Alessandro spoke up. “We’re not your prisoners. You can’t simply—”
“Can’t I?” Thanassis sharply interrupted him. “I can tell you exactly what you are, you and your girlfriend. You’re wanted criminal suspects. The police are looking for you. Your own families set the Malandras on you. And I’m pretty sure that TABULA would also like to exchange a few words with you. At the moment you are guests on board my ship, and I would advise you not to adopt that tone, young man.”
Alessandro laid a hand on the balustrade and closed his fist around the steel rail.
“We shouldn’t be here at all. Your stories of gods and sunken bridges, and all these creatures here on board—n
one of it has anything to do with what I am or what Rosa is. Arcadia fell thousands of years ago, and it doesn’t interest me why—”
“Arcadia is about to fall for the second time,” said Thanassis. “And that ought to interest you.”
Rosa’s angry glances were for Thanassis and Alessandro alike. “All I want is to make a phone call, okay?”
Thanassis turned to her, but before he could say anything Danai came between them. She spoke to her father vigorously in Greek.
Finally, if reluctantly, the old man nodded. Danai gave Rosa a shy smile, touched her hand, and led her a little way along the rail. Alessandro was about to follow them, but Rosa gestured to him to stay behind.

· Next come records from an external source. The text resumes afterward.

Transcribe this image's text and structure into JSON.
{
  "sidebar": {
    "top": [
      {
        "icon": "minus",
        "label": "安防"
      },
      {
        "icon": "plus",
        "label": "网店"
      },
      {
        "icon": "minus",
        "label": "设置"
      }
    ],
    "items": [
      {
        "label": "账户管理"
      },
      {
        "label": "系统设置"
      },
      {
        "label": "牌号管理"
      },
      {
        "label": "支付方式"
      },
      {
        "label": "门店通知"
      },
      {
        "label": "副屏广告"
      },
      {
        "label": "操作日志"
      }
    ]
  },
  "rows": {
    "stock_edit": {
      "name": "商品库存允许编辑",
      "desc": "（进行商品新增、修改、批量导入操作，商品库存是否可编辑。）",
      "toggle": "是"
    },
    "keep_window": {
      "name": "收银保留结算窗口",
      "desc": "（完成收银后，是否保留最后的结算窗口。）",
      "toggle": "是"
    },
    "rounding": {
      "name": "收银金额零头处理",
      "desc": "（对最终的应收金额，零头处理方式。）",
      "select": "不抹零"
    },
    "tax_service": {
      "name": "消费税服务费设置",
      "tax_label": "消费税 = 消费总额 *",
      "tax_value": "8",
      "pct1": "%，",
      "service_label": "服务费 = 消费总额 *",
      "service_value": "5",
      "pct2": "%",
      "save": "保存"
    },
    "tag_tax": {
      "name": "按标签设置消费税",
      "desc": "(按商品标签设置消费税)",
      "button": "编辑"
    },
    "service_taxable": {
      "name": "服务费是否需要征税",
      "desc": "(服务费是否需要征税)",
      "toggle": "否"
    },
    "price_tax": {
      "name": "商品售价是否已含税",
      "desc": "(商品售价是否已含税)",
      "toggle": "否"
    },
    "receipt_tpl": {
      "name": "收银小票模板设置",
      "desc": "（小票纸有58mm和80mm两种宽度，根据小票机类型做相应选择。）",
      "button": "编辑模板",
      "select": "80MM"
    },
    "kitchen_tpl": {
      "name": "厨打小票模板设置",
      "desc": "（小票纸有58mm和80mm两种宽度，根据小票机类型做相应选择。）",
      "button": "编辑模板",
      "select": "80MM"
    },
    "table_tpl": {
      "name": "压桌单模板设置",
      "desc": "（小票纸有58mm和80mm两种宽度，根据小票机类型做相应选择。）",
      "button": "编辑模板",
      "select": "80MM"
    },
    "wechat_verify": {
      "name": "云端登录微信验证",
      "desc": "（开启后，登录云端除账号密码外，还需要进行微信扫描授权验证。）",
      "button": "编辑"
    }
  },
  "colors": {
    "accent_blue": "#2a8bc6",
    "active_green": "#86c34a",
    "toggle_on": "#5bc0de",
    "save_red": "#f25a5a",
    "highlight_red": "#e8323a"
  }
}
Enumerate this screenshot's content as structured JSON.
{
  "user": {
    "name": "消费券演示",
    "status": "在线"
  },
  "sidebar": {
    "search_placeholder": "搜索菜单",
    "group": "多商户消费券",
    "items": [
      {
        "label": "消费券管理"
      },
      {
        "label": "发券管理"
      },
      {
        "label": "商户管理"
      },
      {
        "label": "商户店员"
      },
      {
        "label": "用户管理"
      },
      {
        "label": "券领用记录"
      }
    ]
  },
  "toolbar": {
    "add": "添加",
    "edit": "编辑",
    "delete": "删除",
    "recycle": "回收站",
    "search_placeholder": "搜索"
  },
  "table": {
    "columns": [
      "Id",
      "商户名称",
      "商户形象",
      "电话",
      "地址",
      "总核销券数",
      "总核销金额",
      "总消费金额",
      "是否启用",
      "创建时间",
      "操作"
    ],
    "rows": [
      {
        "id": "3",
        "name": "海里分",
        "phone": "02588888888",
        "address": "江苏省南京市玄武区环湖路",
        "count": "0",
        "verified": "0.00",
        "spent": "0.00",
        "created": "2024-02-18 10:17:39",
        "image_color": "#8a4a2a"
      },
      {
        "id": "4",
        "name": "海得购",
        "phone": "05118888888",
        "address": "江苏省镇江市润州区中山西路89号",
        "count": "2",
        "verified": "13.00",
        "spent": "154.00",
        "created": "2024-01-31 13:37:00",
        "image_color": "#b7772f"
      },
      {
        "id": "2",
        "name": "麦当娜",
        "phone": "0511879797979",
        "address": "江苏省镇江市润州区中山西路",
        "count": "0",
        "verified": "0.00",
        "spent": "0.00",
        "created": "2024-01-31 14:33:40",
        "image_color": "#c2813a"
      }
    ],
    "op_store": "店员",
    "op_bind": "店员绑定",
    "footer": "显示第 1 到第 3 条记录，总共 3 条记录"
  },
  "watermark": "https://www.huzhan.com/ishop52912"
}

“Here,” said Danai, handing her a smartphone.
Rosa nodded gratefully, and called Iole’s cell phone number. Danai moved a little way off, but stayed within earshot.
A metallic female voice answered. “This is the mailbox of—” Rosa was about to break the connection when Iole’s recorded voice came in. “Rosa, everything’s okay.” She gave the time of day, less than two hours ago. “I’m fine. Signora Falchi is complaining a lot, but she’ll survive. And Cristina can’t keep her hands off all the old papers down here. I’ll try to update this every two hours and—” The recording broke off; the voice mail setup did not leave her more time.
“Everything all right?” asked Danai.
“I hope so.” Rosa handed her the phone back. As Danai took it, Rosa touched her wrist. “Thanks. That was really nice of you.”
Danai looked almost moved. She smiled briefly, and led the way back to the others.
“Well?” asked Alessandro, sounding anxious.
“She was fine two hours ago, at least.”
The worry lines didn’t disappear from his forehead, but he breathed a sigh of relief.